The Soviets, on their side, confident that war was not an immediate threat (“America may pull on our leg,” Georgi Malenkov told a group of Italian Communists, “but war is out of the question now”), moved to consolidate their control over Eastern Europe. The Marshall Plan was already a success, Marshall had reported to the US Cabinet in November — “the advance of Communism has been stemmed and the Russians have been compelled to make a reevaluation of their position.” Stalin resented the plan bitterly. Czechoslovakia in particular had attempted to take advantage of Marshall Plan aid. At a meeting with the Czech Prime Minister, who complained that his country needed foreign exchange, Stalin laughed in his face: “We know you have enough.” Still laughing, he turned to Molotov: “They thought they could lay their hands on some dollars, and they didn't want to miss the chance.” On February 25,1948, Soviet forces occupied Prague. Bedell Smith cabled Marshall from Moscow on March 1: “Full information on and explanation to… Congress of significance [of] recent Soviet moves in Czechoslovakia and Finland may result in speeding consideration and adoption [of] universal military training and building programs for Army, Navy, and particularly Air Force.”
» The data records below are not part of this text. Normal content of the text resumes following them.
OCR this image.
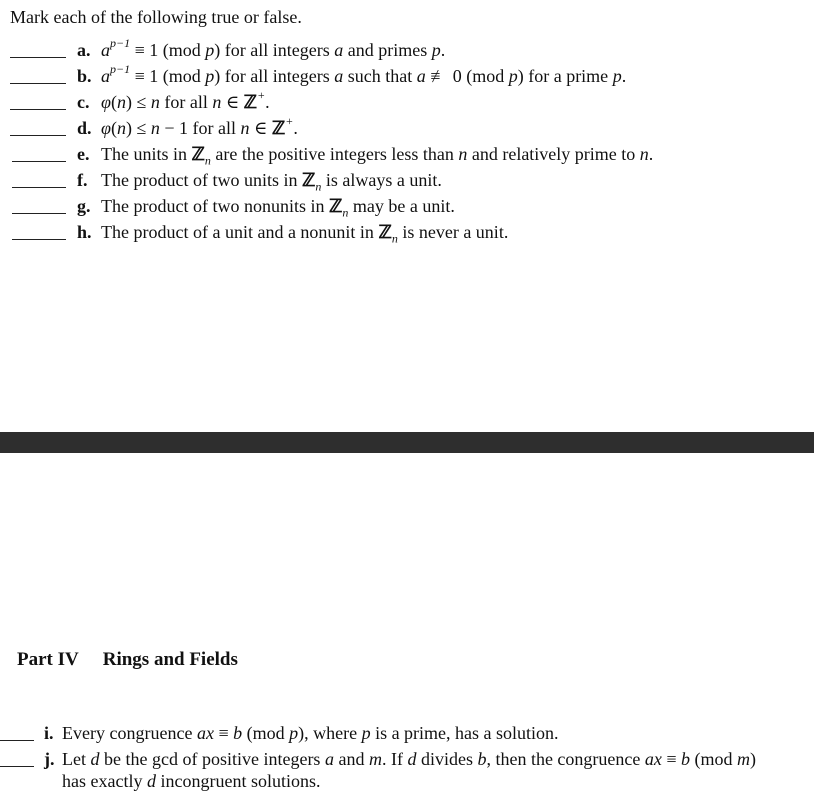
Mark each of the following true or false.
a. $a^{p-1} \equiv 1$ (mod p) for all integers a and primes p.
b. $a^{p-1} \equiv 1$ (mod p) for all integers a such that a ≢ 0 (mod p) for a prime p.
c. φ(n) ≤ n for all n ∈ ℤ+.
d. φ(n) ≤ n − 1 for all n ∈ ℤ+.
e. The units in ℤ$_n$ are the positive integers less than n and relatively prime to n.
f. The product of two units in ℤ$_n$ is always a unit.
g. The product of two nonunits in ℤ$_n$ may be a unit.
h. The product of a unit and a nonunit in ℤ$_n$ is never a unit.
Part IV Rings and Fields
i. Every congruence ax ≡ b (mod p), where p is a prime, has a solution.
j. Let d be the gcd of positive integers a and m. If d divides b, then the congruence ax ≡ b (mod m)
has exactly d incongruent solutions.
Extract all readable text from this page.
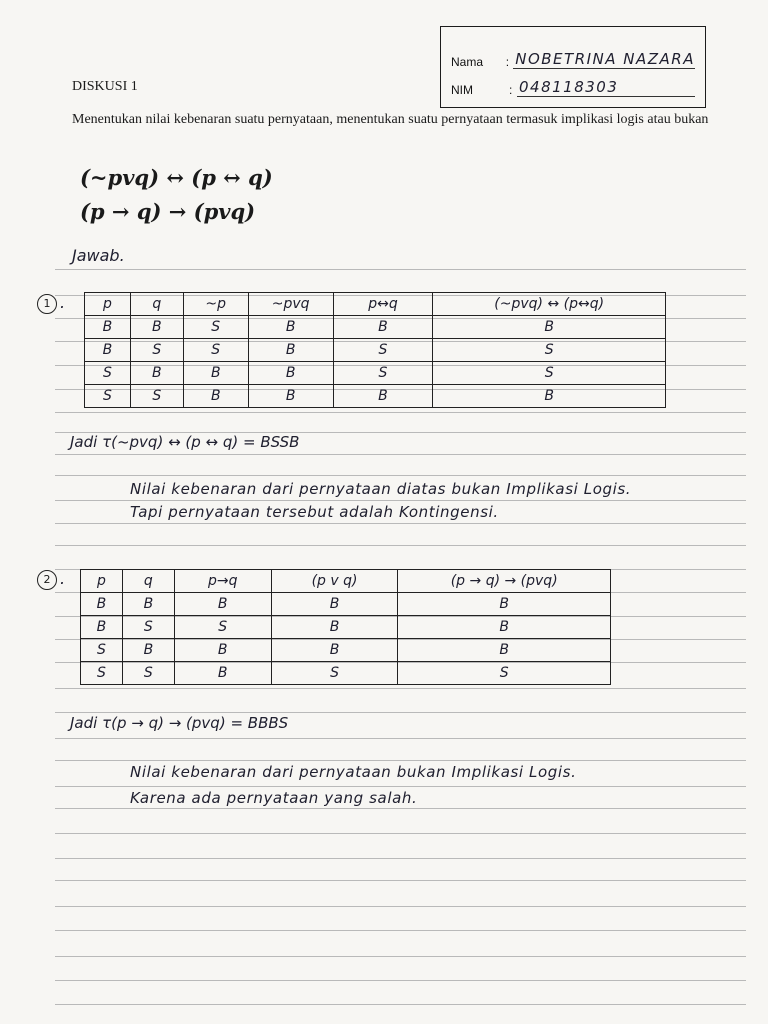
Nama	: NOBETRINA NAZARA
NIM	: 048118303
DISKUSI 1
Menentukan nilai kebenaran suatu pernyataan, menentukan suatu pernyataan termasuk implikasi logis atau bukan
(~pvq) ↔ (p ↔ q)
(p → q) → (pvq)
Jawab.
1 .	p	q	~p	~pvq	p↔q	(~pvq) ↔ (p↔q)
B	B	S	B	B	B
B	S	S	B	S	S
S	B	B	B	S	S
S	S	B	B	B	B
Jadi τ(~pvq) ↔ (p ↔ q) = BSSB
Nilai kebenaran dari pernyataan diatas bukan Implikasi Logis.
Tapi pernyataan tersebut adalah Kontingensi.
2 . p	q	p→q	(p v q)	(p → q) → (pvq)
B	B	B	B	B
B	S	S	B	B
S	B	B	B	B
S	S	B	S	S
Jadi τ(p → q) → (pvq) = BBBS
Nilai kebenaran dari pernyataan bukan Implikasi Logis.
Karena ada pernyataan yang salah.
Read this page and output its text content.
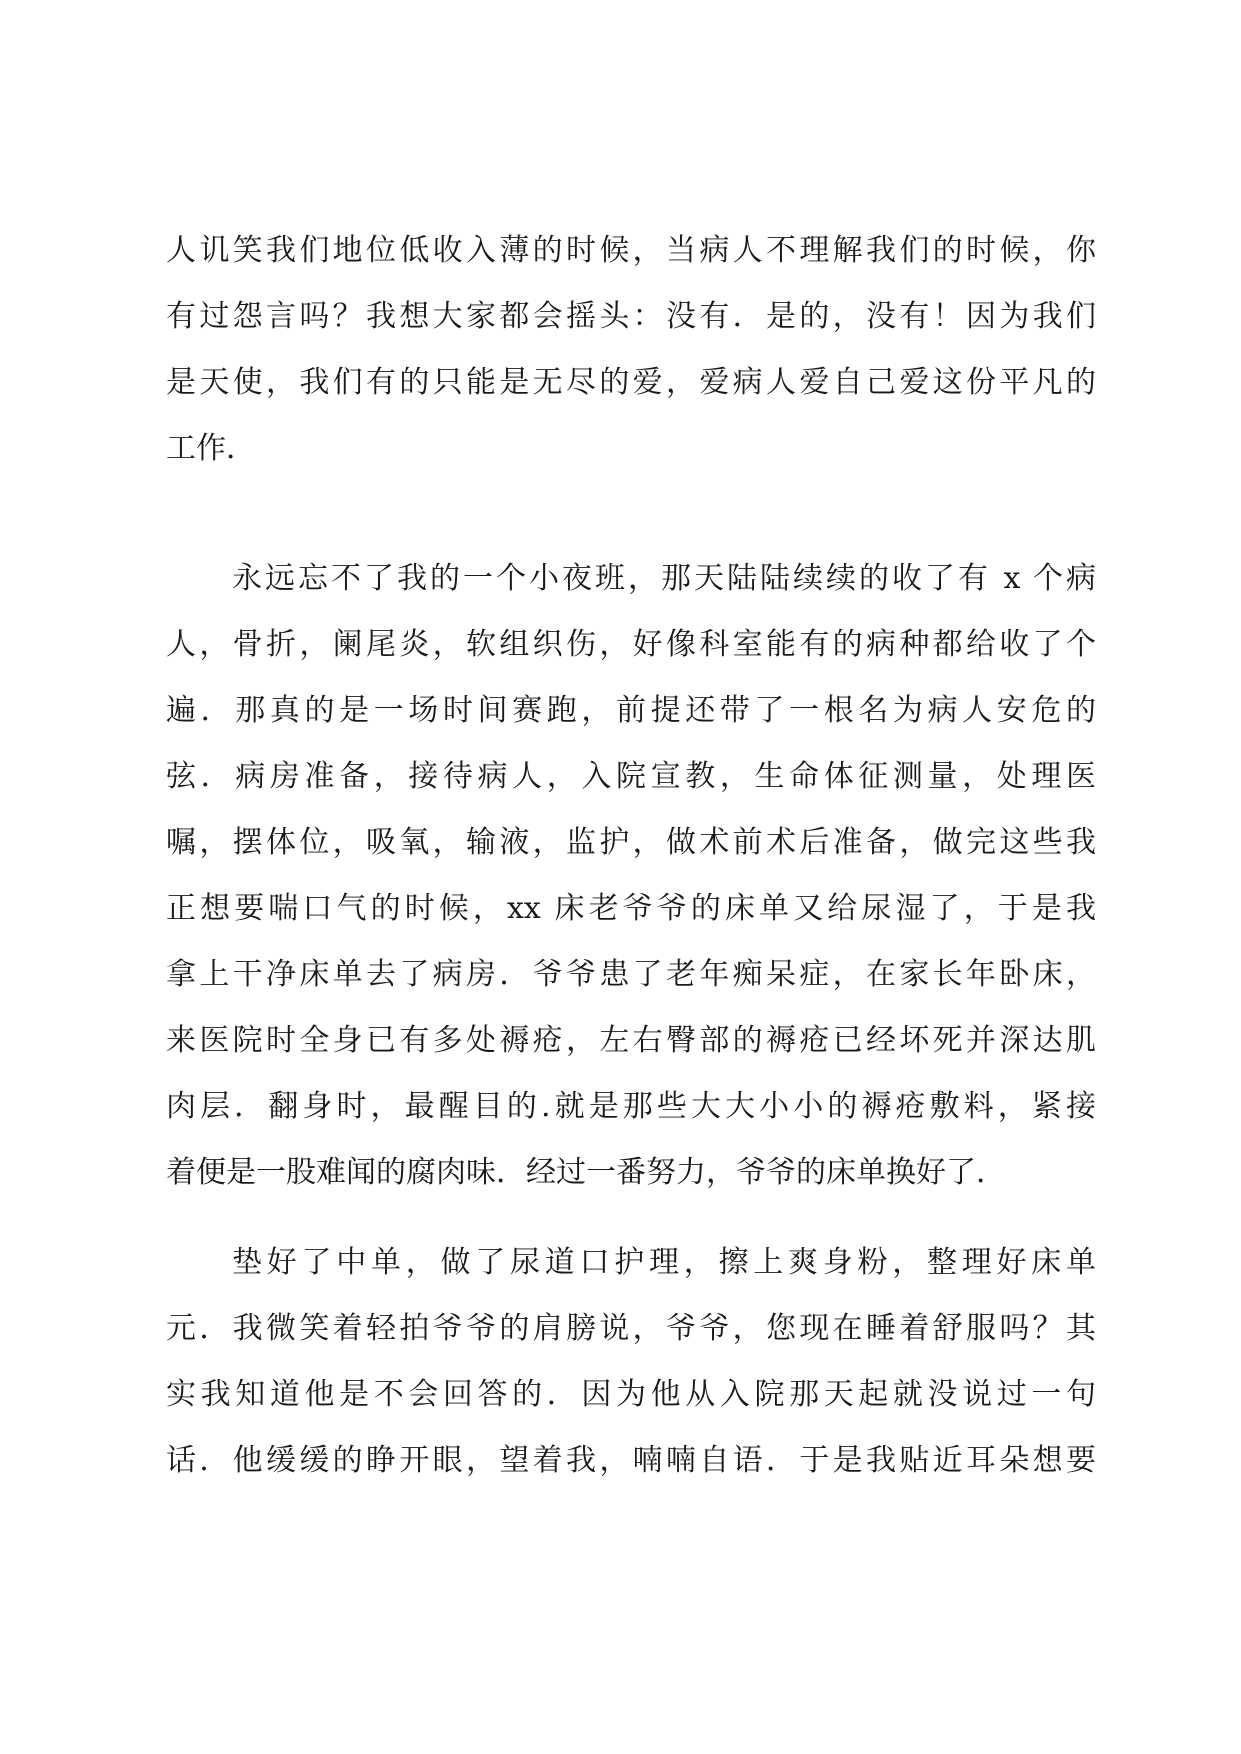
人讥笑我们地位低收入薄的时候，当病人不理解我们的时候，你
有过怨言吗？我想大家都会摇头：没有．是的，没有！因为我们
是天使，我们有的只能是无尽的爱，爱病人爱自己爱这份平凡的
工作．
永远忘不了我的一个小夜班，那天陆陆续续的收了有 x 个病
人，骨折，阑尾炎，软组织伤，好像科室能有的病种都给收了个
遍．那真的是一场时间赛跑，前提还带了一根名为病人安危的
弦．病房准备，接待病人，入院宣教，生命体征测量，处理医
嘱，摆体位，吸氧，输液，监护，做术前术后准备，做完这些我
正想要喘口气的时候，xx 床老爷爷的床单又给尿湿了，于是我
拿上干净床单去了病房．爷爷患了老年痴呆症，在家长年卧床，
来医院时全身已有多处褥疮，左右臀部的褥疮已经坏死并深达肌
肉层．翻身时，最醒目的.就是那些大大小小的褥疮敷料，紧接
着便是一股难闻的腐肉味．经过一番努力，爷爷的床单换好了．
垫好了中单，做了尿道口护理，擦上爽身粉，整理好床单
元．我微笑着轻拍爷爷的肩膀说，爷爷，您现在睡着舒服吗？其
实我知道他是不会回答的．因为他从入院那天起就没说过一句
话．他缓缓的睁开眼，望着我，喃喃自语．于是我贴近耳朵想要
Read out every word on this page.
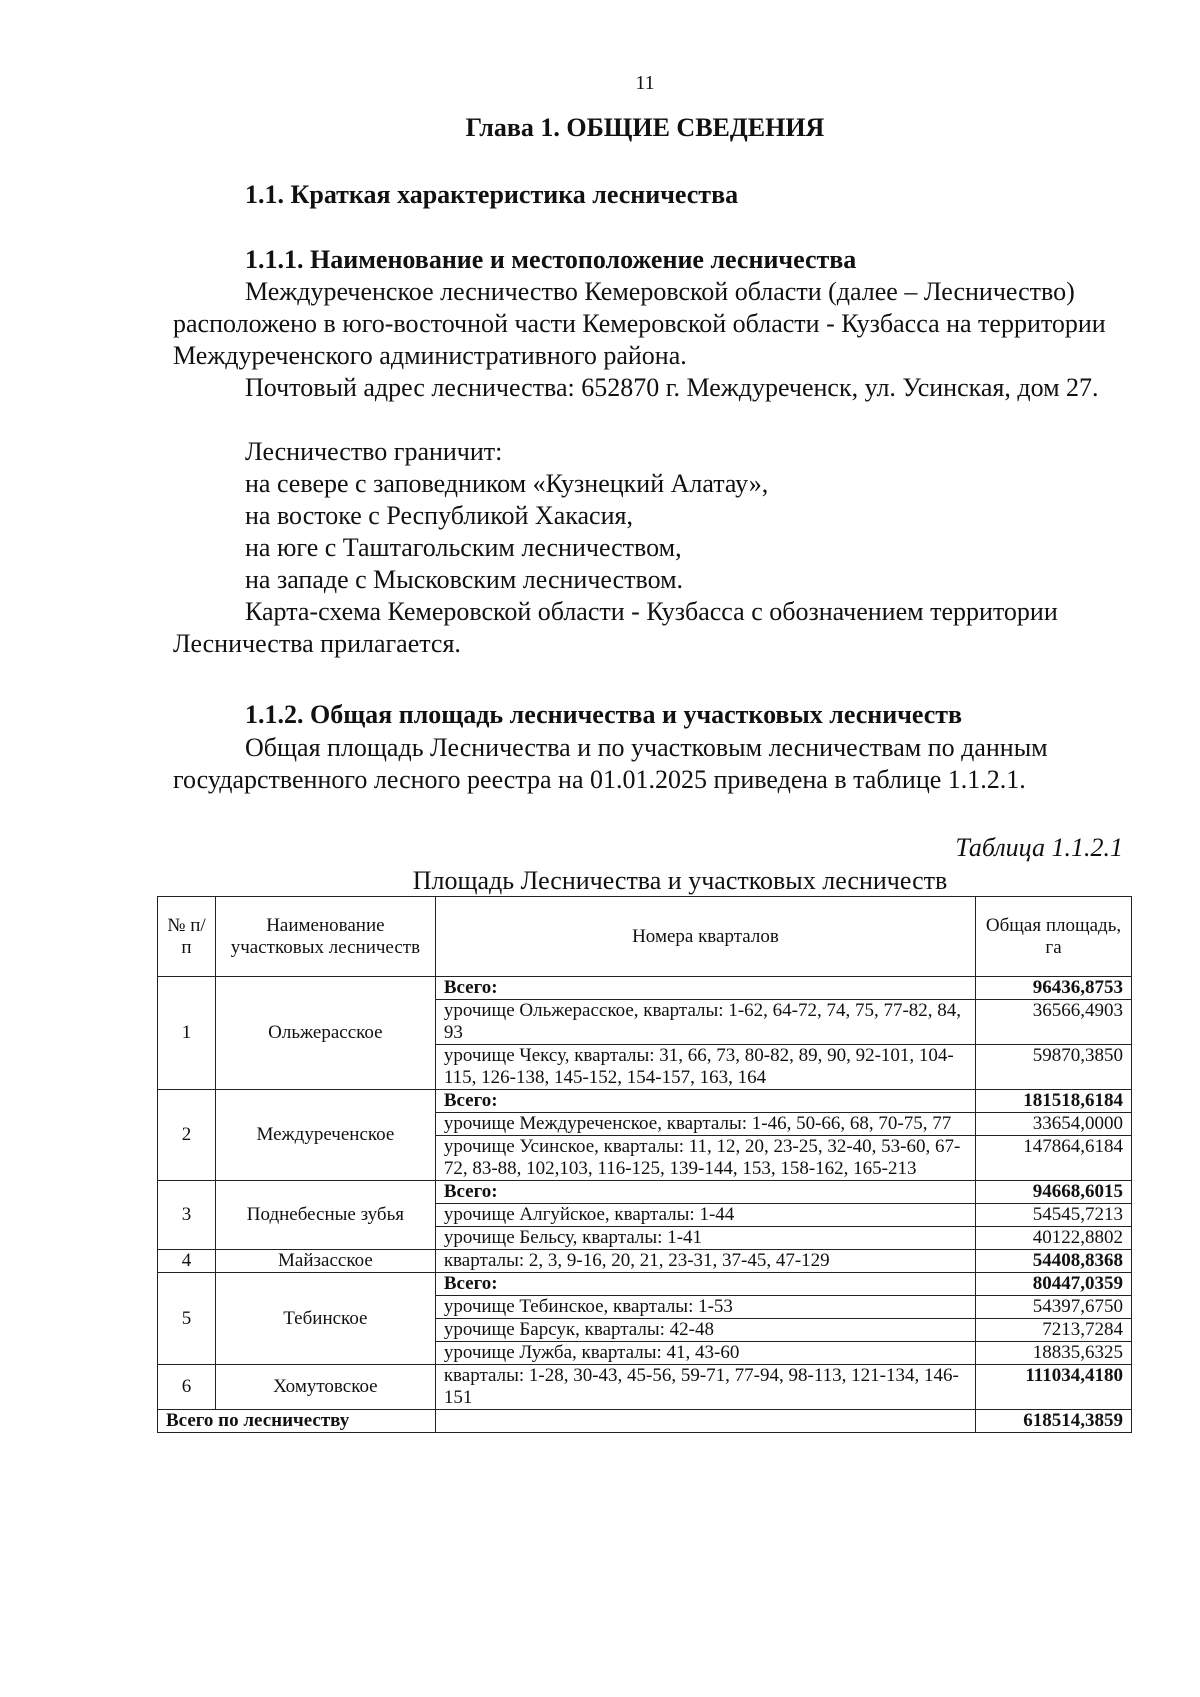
11
Глава 1. ОБЩИЕ СВЕДЕНИЯ
1.1. Краткая характеристика лесничества
1.1.1. Наименование и местоположение лесничества
Междуреченское лесничество Кемеровской области (далее – Лесничество) расположено в юго-восточной части Кемеровской области - Кузбасса на территории Междуреченского административного района.
Почтовый адрес лесничества: 652870 г. Междуреченск, ул. Усинская, дом 27.
Лесничество граничит:
на севере с заповедником «Кузнецкий Алатау»,
на востоке с Республикой Хакасия,
на юге с Таштагольским лесничеством,
на западе с Мысковским лесничеством.
Карта-схема Кемеровской области - Кузбасса с обозначением территории Лесничества прилагается.
1.1.2. Общая площадь лесничества и участковых лесничеств
Общая площадь Лесничества и по участковым лесничествам по данным государственного лесного реестра на 01.01.2025 приведена в таблице 1.1.2.1.
Таблица 1.1.2.1
Площадь Лесничества и участковых лесничеств
№ п/п	Наименование участковых лесничеств	Номера кварталов	Общая площадь, га
1	Ольжерасское	Всего:	96436,8753
		урочище Ольжерасское, кварталы: 1-62, 64-72, 74, 75, 77-82, 84, 93	36566,4903
		урочище Чексу, кварталы: 31, 66, 73, 80-82, 89, 90, 92-101, 104-115, 126-138, 145-152, 154-157, 163, 164	59870,3850
2	Междуреченское	Всего:	181518,6184
		урочище Междуреченское, кварталы: 1-46, 50-66, 68, 70-75, 77	33654,0000
		урочище Усинское, кварталы: 11, 12, 20, 23-25, 32-40, 53-60, 67-72, 83-88, 102,103, 116-125, 139-144, 153, 158-162, 165-213	147864,6184
3	Поднебесные зубья	Всего:	94668,6015
		урочище Алгуйское, кварталы: 1-44	54545,7213
		урочище Бельсу, кварталы: 1-41	40122,8802
4	Майзасское	кварталы: 2, 3, 9-16, 20, 21, 23-31, 37-45, 47-129	54408,8368
5	Тебинское	Всего:	80447,0359
		урочище Тебинское, кварталы: 1-53	54397,6750
		урочище Барсук, кварталы: 42-48	7213,7284
		урочище Лужба, кварталы: 41, 43-60	18835,6325
6	Хомутовское	кварталы: 1-28, 30-43, 45-56, 59-71, 77-94, 98-113, 121-134, 146-151	111034,4180
Всего по лесничеству			618514,3859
Forrestal wanted a renewal of the draft and increased funding for the armed services. The US aviation industry was in nearly fatal trouble that winter as well, approaching bankruptcy unless defense contracts could be authorized immediately and funding accelerated. Marshall needed approval of $5.3 billion in Marshall Plan aid. The country required a good war scare to rally a recalcitrant Republican Congress. The Soviet takeover of Czechoslovakia helped, but not enough; in March, Marshall, Forrestal, the State Department's Robert Lovett and others colluded to add fuel to the fire. At a luncheon on March 4 that included Cabinet officials and senators, Forrestal records in his diary, “Marshall talked over the war situation… Everyone present agreed that the public needed information and guidance on the deterioration of our relations with Russia.”

Besides speeches, the war scare group called on General Lucius Clay, the intense, imperious military governor of the American zone of occupied Germany. Clay had predicted in November 1947 that the Soviets might decide to move against Berlin. The former capital of Nazi Germany, divided into four zones like the German nation, was embedded behind the Iron Curtain a hundred miles deep into the Soviet zone, beyond the range of more than token US military protection. The day after the war situation luncheon, Clay sent an Eyes-Only cable to Washington that Forrestal parlayed into a major event:

For many months, based on logical analysis, I have felt and held that war was unlikely for at least ten years. Within the last few weeks, I have felt a subtle change in Soviet attitude which I cannot define but which now gives me a feeling that it may come with dramatic suddenness. I cannot support this change in my own thinking with any data or outward evidence in relationships other than to describe it as a feeling of a new tenseness in every Soviet individual with whom we have official relations. I am unable to submit any official report in the absence of supporting data but my feeling is real. You may advise the chief of staff of this for whatever it may be worth if you feel it advisable.